Plants are at the base of all food on earth.

Plants make their own food using sunlight, air, water, and soil.

Animals are different — we are only alive because we eat other living things (either plants or other animals).
Plants create all dietary energy by converting solar energy into chemical energy.

Plants store this energy as either CARBOHYDRATES or HYDROCARBONS (also known as ‘fats’), which are just strings of carbon atoms with high-energy bonds.
Animals burn these carbs and fats, using oxygen, to generate all of our energy. We store energy in the form of body fat.
Plants also draw up minerals from the soil. The most important mineral is nitrogen, which is the basis for all protein—the main structural component of our bodies.
So plants are creating all of our protein, using nitrogen from the soil, and creating all of our energy, using solar energy plus carbon dioxide in the atmosphere.
Humans are hunter-gatherers. Prior to the invention of agriculture ten thousand years ago, we frequently struggled to get adequate dietary energy. Studies of modern hunter-gatherer societies show a rather high protein diet, with protein as about 33% of calories on average.

With the invention of agriculture, we learned how to provide more and more dietary energy.
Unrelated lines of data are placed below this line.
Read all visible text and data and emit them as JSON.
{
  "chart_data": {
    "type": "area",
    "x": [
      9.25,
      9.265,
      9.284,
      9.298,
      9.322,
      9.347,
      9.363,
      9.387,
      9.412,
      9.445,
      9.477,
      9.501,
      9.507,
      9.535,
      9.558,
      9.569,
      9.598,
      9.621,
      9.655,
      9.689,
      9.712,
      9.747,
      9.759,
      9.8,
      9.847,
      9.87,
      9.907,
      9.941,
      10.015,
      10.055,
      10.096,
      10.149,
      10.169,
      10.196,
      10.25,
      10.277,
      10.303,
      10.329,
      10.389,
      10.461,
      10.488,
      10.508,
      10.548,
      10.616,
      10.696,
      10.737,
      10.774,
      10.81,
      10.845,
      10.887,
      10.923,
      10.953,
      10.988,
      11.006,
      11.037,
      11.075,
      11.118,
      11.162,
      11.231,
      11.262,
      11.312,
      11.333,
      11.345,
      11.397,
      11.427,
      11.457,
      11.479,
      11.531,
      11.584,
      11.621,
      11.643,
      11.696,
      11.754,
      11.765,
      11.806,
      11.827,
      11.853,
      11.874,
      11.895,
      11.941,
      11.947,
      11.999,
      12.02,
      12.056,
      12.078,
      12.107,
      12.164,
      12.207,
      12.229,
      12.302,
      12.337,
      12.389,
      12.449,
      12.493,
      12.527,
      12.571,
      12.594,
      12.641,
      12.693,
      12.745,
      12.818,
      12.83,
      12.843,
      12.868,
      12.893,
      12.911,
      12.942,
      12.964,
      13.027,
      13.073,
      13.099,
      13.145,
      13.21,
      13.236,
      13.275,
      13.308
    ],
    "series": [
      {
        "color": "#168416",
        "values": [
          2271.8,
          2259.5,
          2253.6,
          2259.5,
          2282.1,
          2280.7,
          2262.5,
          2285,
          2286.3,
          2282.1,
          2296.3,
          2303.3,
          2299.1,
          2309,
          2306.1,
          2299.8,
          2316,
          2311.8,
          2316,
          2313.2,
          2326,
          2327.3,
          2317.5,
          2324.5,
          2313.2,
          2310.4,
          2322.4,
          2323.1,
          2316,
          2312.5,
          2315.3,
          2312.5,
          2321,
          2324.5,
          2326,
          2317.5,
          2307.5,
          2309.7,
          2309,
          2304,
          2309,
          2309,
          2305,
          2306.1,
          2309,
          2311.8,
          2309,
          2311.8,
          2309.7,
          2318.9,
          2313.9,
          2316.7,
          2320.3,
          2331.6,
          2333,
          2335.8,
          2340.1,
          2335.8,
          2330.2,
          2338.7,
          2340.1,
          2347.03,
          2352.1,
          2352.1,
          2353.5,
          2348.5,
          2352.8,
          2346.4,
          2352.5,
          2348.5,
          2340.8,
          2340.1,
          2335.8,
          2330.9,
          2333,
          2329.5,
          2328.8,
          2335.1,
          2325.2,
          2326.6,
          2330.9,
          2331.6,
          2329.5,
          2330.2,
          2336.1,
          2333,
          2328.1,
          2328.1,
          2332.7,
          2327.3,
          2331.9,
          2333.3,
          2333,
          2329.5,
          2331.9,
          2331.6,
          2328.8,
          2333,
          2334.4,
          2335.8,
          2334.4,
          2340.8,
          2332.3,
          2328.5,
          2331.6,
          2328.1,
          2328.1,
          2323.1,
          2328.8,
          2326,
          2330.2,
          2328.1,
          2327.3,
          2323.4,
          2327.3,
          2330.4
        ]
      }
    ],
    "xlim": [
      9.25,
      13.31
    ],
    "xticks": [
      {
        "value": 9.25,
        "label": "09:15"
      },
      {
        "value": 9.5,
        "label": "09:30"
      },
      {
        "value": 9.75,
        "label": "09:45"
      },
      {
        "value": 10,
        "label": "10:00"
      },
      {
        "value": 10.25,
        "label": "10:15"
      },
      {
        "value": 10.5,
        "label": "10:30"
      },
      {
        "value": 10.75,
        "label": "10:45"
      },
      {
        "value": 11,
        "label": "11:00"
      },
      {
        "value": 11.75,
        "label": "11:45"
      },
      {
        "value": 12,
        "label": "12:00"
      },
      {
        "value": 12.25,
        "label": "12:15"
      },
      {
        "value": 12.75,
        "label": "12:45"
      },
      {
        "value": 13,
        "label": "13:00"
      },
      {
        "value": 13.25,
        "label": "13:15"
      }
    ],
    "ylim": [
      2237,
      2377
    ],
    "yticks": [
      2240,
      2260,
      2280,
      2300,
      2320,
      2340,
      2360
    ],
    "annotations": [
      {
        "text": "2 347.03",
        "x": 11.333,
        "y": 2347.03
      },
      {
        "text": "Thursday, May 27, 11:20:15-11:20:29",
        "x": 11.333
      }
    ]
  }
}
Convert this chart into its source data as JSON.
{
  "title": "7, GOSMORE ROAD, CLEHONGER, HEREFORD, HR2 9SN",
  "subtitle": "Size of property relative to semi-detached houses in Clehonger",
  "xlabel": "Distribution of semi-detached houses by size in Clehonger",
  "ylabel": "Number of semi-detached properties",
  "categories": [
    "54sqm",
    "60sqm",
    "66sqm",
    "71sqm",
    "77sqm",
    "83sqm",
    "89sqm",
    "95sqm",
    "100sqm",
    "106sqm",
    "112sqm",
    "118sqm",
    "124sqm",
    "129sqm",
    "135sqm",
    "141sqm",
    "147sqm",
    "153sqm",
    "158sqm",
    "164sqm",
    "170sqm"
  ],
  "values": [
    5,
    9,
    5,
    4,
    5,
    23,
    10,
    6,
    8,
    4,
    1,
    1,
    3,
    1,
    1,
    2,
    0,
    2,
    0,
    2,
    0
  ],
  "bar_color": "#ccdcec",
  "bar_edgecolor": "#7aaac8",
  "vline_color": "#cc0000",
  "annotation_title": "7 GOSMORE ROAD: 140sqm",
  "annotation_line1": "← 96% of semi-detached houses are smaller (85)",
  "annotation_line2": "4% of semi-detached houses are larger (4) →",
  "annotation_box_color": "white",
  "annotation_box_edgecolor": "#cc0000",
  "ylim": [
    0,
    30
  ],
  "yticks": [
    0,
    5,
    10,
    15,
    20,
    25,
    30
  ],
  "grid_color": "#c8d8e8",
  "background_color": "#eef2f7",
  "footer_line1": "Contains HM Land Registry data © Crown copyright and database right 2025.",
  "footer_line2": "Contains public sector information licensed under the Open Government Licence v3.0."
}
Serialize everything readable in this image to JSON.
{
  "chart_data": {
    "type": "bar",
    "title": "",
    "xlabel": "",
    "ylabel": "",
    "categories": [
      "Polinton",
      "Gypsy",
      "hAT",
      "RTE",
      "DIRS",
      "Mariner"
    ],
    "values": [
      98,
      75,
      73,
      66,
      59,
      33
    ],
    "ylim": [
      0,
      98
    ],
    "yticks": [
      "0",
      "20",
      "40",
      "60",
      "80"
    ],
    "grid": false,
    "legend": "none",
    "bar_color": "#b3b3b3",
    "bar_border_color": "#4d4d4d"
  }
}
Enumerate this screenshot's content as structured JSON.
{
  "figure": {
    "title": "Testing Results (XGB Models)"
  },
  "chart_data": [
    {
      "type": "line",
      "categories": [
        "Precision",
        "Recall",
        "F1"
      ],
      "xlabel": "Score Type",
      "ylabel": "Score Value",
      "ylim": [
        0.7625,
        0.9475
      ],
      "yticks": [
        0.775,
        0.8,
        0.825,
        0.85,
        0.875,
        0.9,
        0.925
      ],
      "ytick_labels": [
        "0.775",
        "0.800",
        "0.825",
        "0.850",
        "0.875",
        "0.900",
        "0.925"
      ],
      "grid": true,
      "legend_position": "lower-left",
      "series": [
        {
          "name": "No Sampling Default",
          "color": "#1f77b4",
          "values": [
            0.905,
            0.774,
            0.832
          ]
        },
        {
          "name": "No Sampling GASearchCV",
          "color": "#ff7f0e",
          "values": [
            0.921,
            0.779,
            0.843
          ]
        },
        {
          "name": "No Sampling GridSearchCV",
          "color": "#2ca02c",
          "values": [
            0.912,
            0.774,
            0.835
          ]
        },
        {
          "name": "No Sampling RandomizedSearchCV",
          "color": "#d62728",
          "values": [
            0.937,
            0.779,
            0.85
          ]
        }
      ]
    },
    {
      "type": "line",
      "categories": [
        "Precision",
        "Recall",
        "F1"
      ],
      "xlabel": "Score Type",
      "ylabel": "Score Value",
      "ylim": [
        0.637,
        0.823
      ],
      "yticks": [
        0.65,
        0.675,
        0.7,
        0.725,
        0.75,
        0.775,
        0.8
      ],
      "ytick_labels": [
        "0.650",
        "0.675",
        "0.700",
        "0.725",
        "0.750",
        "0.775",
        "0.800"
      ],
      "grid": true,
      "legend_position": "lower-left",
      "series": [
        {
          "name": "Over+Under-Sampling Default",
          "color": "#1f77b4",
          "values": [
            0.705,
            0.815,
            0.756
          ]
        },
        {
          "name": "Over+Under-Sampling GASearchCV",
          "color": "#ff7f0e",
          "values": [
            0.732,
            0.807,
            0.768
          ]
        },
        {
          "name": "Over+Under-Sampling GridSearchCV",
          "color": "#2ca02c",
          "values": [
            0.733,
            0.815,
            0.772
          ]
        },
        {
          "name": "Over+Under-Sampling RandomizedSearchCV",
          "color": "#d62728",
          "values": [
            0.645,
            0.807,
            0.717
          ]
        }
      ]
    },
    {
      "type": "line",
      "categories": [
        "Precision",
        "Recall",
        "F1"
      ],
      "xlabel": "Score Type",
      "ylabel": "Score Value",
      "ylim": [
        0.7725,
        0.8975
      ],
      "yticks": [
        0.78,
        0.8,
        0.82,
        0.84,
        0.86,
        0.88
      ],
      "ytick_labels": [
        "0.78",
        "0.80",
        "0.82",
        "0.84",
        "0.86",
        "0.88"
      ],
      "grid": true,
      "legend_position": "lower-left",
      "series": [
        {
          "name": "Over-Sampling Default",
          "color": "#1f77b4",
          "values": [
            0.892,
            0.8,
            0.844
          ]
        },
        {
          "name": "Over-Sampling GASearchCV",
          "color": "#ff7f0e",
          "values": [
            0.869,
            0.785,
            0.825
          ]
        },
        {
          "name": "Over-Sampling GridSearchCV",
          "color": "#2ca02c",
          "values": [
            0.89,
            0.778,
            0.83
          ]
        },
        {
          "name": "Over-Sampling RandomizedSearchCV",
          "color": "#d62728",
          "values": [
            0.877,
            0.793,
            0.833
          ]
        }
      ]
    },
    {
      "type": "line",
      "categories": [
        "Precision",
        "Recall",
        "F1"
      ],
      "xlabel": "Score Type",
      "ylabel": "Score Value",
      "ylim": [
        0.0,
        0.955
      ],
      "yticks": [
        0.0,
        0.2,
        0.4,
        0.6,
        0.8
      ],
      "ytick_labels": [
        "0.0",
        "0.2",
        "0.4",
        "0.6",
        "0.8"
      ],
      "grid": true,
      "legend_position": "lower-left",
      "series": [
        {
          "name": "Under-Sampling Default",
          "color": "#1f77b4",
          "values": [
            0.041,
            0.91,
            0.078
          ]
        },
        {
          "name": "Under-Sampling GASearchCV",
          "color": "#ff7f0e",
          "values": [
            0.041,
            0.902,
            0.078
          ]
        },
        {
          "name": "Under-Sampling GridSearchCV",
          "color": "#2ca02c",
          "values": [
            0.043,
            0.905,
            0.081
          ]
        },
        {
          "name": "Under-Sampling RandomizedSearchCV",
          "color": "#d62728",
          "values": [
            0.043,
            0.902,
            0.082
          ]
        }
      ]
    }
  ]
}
We cross-bred and cultivated plant foods for maximum energy yield, and we domesticated animals and fattened them, again to provide maximum energy yield.

With the invention of the industrial revolution, our ability to concentrate and refine dietary energy increased even more, especially with the bulk refining of carbs and fats in the form of things like sugar, flour, and oil.

The majority of human calories now come from these refined carbs and fats, and the Standard American Diet is now about 12.5% protein (by calories).
Humans have a very strong protein satiety drive, and numerous studies show that humans will continue to eat until they reach their protein requirement.

The refinement of carbs and fats that have been added to the food supply create ‘protein dilution’, and we now have to eat considerably more energy to achieve the same degree of protein satiety.

Minerals and other required nutrients from food have also been diluted in the human food supply, and again we are forced to overeat energy calories in order to get the same amount of nutrients (protein and minerals).

Humans today literally have to overeat non-protein energy (carbs and fats) in order to obtain adequate protein and minerals — this is a huge driver of the modern obesity epidemic.
There is one other major factor driving the obesity epidemic.

No foods in nature combine high energy density carbs and fats TOGETHER. But we have created a multitude of junk foods that contain this combination.

Because we have always sought out high energy foods during our evolution, these carb+fat foods provide a very strong dopamine spike in our brains and are extremely addictive!

We overconsume foods like pizza, doughnuts, potato chips, french fries, cookies, ice cream, etc because they have this extremely addictive and rewarding combination of high carb and high fat together.